July In August: The Drug Epidemic Examined

by | Jun 1, 2023 | Social Issues, Societal Issues, socioeconomic | 0 comments

Photo by Erik Mclean

Maryjo Paradis-Smith’s July In August is a gripping story that reveals what it is like for young children to live with a family member who is a drug addict.

July In August, A Story Set In The Drug Epidemic

July Krativitiz is not your average 12-year-old living in Maplewood, New Hampshire. Together with her adorable two-year-old sibling, Abe, and their drug-addicted mother, it is quite safe to say that July’s life is perplexing and a bit too much for a young girl to take in. This is aggravated more because her mother is too intoxicated to do anything, especially care for her younger brother, which forces July to either not go to school to take care of him or leave him alone for the day, praying all the while that nothing bad would happen. 

Life can be terrible for children with drug-addicted parents.

For July and Abe, things only get worse when Mary White, an elderly neighbor of hers, tries to give the two children her aid–but when the older woman finds out that July’s mother is a useless drug addict, she feels like taking matters into her own hands. 

Mary White kidnaps the two, whisking them away into a remote and isolated lake house to keep July and Abe, in her eyes, safe and secure. Her further actions only help July realize that her nice neighbor is not all that she seems.

So, when Abe’s father, Roger, comes to Maplewood one weekend to start his turn taking care of the little boy, he quickly learns that something is terribly wrong when the house is eerily quiet and smells of rotting potatoes–July’s usually drug-addled mother was dead on the floor, and Roger had no clue where the children were.

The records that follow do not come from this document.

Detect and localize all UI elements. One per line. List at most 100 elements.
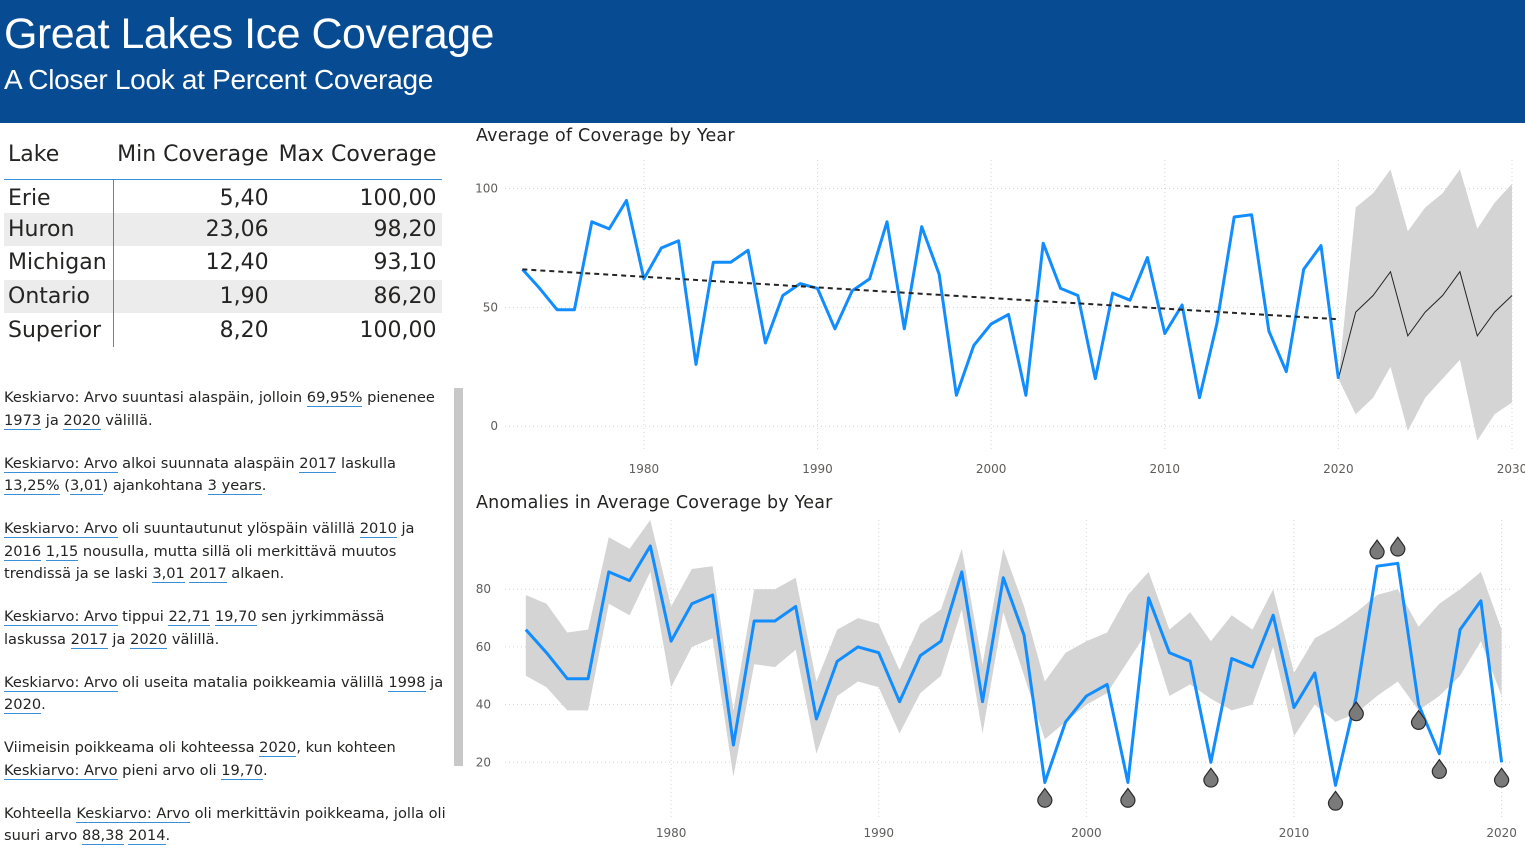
x-tick-label: 2010 bbox=[1279, 826, 1310, 840]
data-point bbox=[1284, 370, 1288, 374]
data-point bbox=[1479, 599, 1483, 603]
data-point bbox=[746, 248, 750, 252]
table-row[interactable]: Michigan 12,40 93,10 bbox=[4, 246, 442, 280]
narrative-value[interactable]: 2016 bbox=[4, 542, 42, 561]
narrative-value[interactable]: 2020 bbox=[4, 696, 42, 714]
data-point bbox=[897, 700, 901, 704]
data-point bbox=[989, 322, 993, 326]
narrative-text: sen jyrkimmässä laskussa bbox=[4, 608, 385, 648]
data-point bbox=[1336, 377, 1340, 381]
narrative-value[interactable]: 2014 bbox=[128, 827, 166, 845]
narrative-value[interactable]: 2017 bbox=[189, 565, 227, 583]
narrative-value[interactable]: 1973 bbox=[4, 411, 42, 430]
column-header-lake[interactable]: Lake bbox=[4, 131, 114, 180]
narrative-value[interactable]: 3,01 bbox=[152, 565, 185, 583]
narrative-value[interactable]: 2020 bbox=[63, 411, 101, 430]
data-point bbox=[607, 227, 611, 231]
narrative-scrollbar[interactable] bbox=[454, 388, 463, 766]
narrative-value[interactable]: 3 years bbox=[207, 477, 262, 495]
column-header-max-coverage[interactable]: Max Coverage bbox=[274, 131, 443, 180]
smart-narrative: Keskiarvo: Arvo suuntasi alaspäin, jollo… bbox=[4, 387, 450, 848]
narrative-value[interactable]: 1998 bbox=[388, 673, 426, 692]
narrative-value[interactable]: 69,95% bbox=[306, 389, 363, 407]
narrative-value[interactable]: 2020 bbox=[259, 739, 297, 757]
narrative-value[interactable]: 2017 bbox=[70, 630, 108, 649]
min-coverage-cell: 8,20 bbox=[219, 317, 269, 343]
data-point bbox=[731, 743, 735, 747]
x-tick-label: 2020 bbox=[1486, 826, 1517, 840]
narrative-value[interactable]: Keskiarvo: Arvo bbox=[4, 673, 118, 692]
data-point bbox=[1076, 293, 1080, 297]
min-coverage-cell: 12,40 bbox=[205, 250, 269, 276]
narrative-text: , kun kohteen bbox=[296, 739, 396, 756]
narrative-value[interactable]: 1,15 bbox=[45, 542, 79, 561]
data-point bbox=[524, 628, 528, 632]
data-point bbox=[877, 651, 881, 655]
data-point bbox=[1417, 703, 1421, 707]
table-row[interactable]: Ontario 1,90 86,20 bbox=[4, 279, 443, 314]
data-point bbox=[694, 362, 698, 366]
narrative-text: ) ajankohtana bbox=[102, 477, 208, 494]
data-point bbox=[607, 570, 611, 574]
narrative-value[interactable]: 2010 bbox=[359, 520, 397, 538]
min-coverage-cell: 1,90 bbox=[113, 279, 275, 314]
data-point bbox=[538, 286, 542, 290]
min-coverage-cell: 5,40 bbox=[219, 185, 269, 211]
narrative-text: oli useita matalia poikkeamia välillä bbox=[117, 673, 389, 691]
forecast-line bbox=[1337, 270, 1513, 379]
narrative-value[interactable]: Keskiarvo: Arvo bbox=[4, 761, 118, 780]
narrative-text: pienenee bbox=[362, 389, 435, 406]
data-point bbox=[1093, 377, 1097, 381]
narrative-text: välillä. bbox=[100, 411, 153, 429]
lake-name-cell: Michigan bbox=[4, 246, 114, 280]
data-point bbox=[850, 289, 854, 293]
narrative-text: . bbox=[261, 477, 267, 494]
narrative-value[interactable]: Keskiarvo: Arvo bbox=[76, 804, 190, 823]
data-point bbox=[868, 277, 872, 281]
data-point bbox=[711, 593, 715, 597]
data-point bbox=[939, 639, 943, 643]
narrative-value[interactable]: 2017 bbox=[299, 454, 337, 473]
narrative-value[interactable]: 19,70 bbox=[214, 608, 257, 626]
coverage-series-line bbox=[524, 544, 1504, 787]
data-point bbox=[1267, 329, 1271, 333]
data-point bbox=[677, 239, 681, 243]
data-point bbox=[1215, 322, 1219, 326]
data-point bbox=[555, 308, 559, 312]
narrative-paragraph: Kohteella Keskiarvo: Arvo oli merkittävi… bbox=[4, 803, 450, 848]
data-point bbox=[1163, 332, 1167, 336]
column-header-min-coverage[interactable]: Min Coverage bbox=[113, 131, 275, 180]
coverage-series-line bbox=[521, 198, 1340, 400]
narrative-text: . bbox=[263, 761, 268, 779]
data-point bbox=[954, 393, 958, 397]
data-point bbox=[669, 639, 673, 643]
narrative-value[interactable]: Keskiarvo: Arvo bbox=[4, 520, 118, 538]
table-row[interactable]: Erie 5,40 100,00 bbox=[4, 179, 442, 213]
data-point bbox=[642, 277, 646, 281]
narrative-value[interactable]: Keskiarvo: Arvo bbox=[4, 454, 118, 473]
data-point bbox=[1250, 213, 1254, 217]
narrative-value[interactable]: Keskiarvo: Arvo bbox=[4, 608, 118, 626]
data-point bbox=[1302, 267, 1306, 271]
narrative-value[interactable]: 2020 bbox=[130, 630, 168, 649]
table-header-row: Lake Min Coverage Max Coverage bbox=[4, 131, 443, 180]
narrative-paragraph: Keskiarvo: Arvo oli useita matalia poikk… bbox=[4, 672, 450, 717]
narrative-value[interactable]: 19,70 bbox=[221, 761, 264, 780]
narrative-value[interactable]: 13,25% bbox=[4, 477, 60, 495]
table-row[interactable]: Superior 8,20 100,00 bbox=[4, 313, 442, 347]
narrative-value[interactable]: 3,01 bbox=[70, 477, 103, 495]
narrative-text: Viimeisin poikkeama oli kohteessa bbox=[4, 739, 260, 756]
x-tick-label: 1990 bbox=[863, 826, 894, 840]
narrative-text: välillä. bbox=[167, 630, 220, 648]
anomaly-marker bbox=[1120, 787, 1136, 808]
table-row[interactable]: Huron 23,06 98,20 bbox=[4, 212, 443, 247]
x-tick-label: 1980 bbox=[656, 826, 687, 840]
narrative-value[interactable]: 22,71 bbox=[168, 608, 211, 626]
y-tick-label: 50 bbox=[483, 300, 498, 314]
report-header: Great Lakes Ice Coverage A Closer Look a… bbox=[0, 0, 1525, 123]
x-tick-label: 2030 bbox=[1497, 462, 1525, 476]
data-point bbox=[1043, 781, 1047, 785]
data-point bbox=[586, 677, 590, 681]
narrative-value[interactable]: 88,38 bbox=[81, 827, 124, 845]
page-subtitle: A Closer Look at Percent Coverage bbox=[4, 64, 434, 95]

Will Roger find them and discover who their mother’s killer is?

What the Drug Epidemic Is

Persisting in the background of the story of July In August and in broader American society is the ongoing opioid crisis and the wider drug epidemic. This has been a serious and pervasive issue that influences the lives of many millions of people. With this, why do opioids receive such focused coverage? Aren’t there other dangerous drugs that contribute to the drug epidemic?

Opioids deserve more focus because it is one of the more commonly used classes of drugs. They include prescription painkillers like oxycodone and hydrocodone, as well as illegal substances like heroin. Therefore, opioids are easily abused, which leads to addiction and overdose.

While the dangers of opioid use have become more widespread, its benefits are too much, and it’s difficult to simply throw them away. There are several thousands of prescriptions for opioid painkillers every day. Yet, some doctors tend to over-prescribe, whether intentionally or not, and while most drug addicts acquire these drugs legally at first–it is the initial taking that pulls them to addiction, and when their prescription runs out, they turn to illegal means to gratify themselves and their addictions.

Addiction is difficult to overcome, but if society is to remedy it, people need to learn more about its effects and what happens when addiction starts to affect other people.

This is where July In August plays an important role. 

July In August is a wonderfully delightful book to read. Although it has its dark moments, these scenes are generally rounded off with beautiful and poignant moments of reflection. It is an authentic and raw display of what children experience and undergo when the people that should be taking care of them are under the spell of addiction.

About the Author

Maryjo Paradis-Smith hopes to bring her stories to as wide an audience as possible. She currently lives in Barrington, New Hampshire, with Tom, her husband, and two lovely cats. She is a keen observer of Boston sports and is thinking of writing a book about it.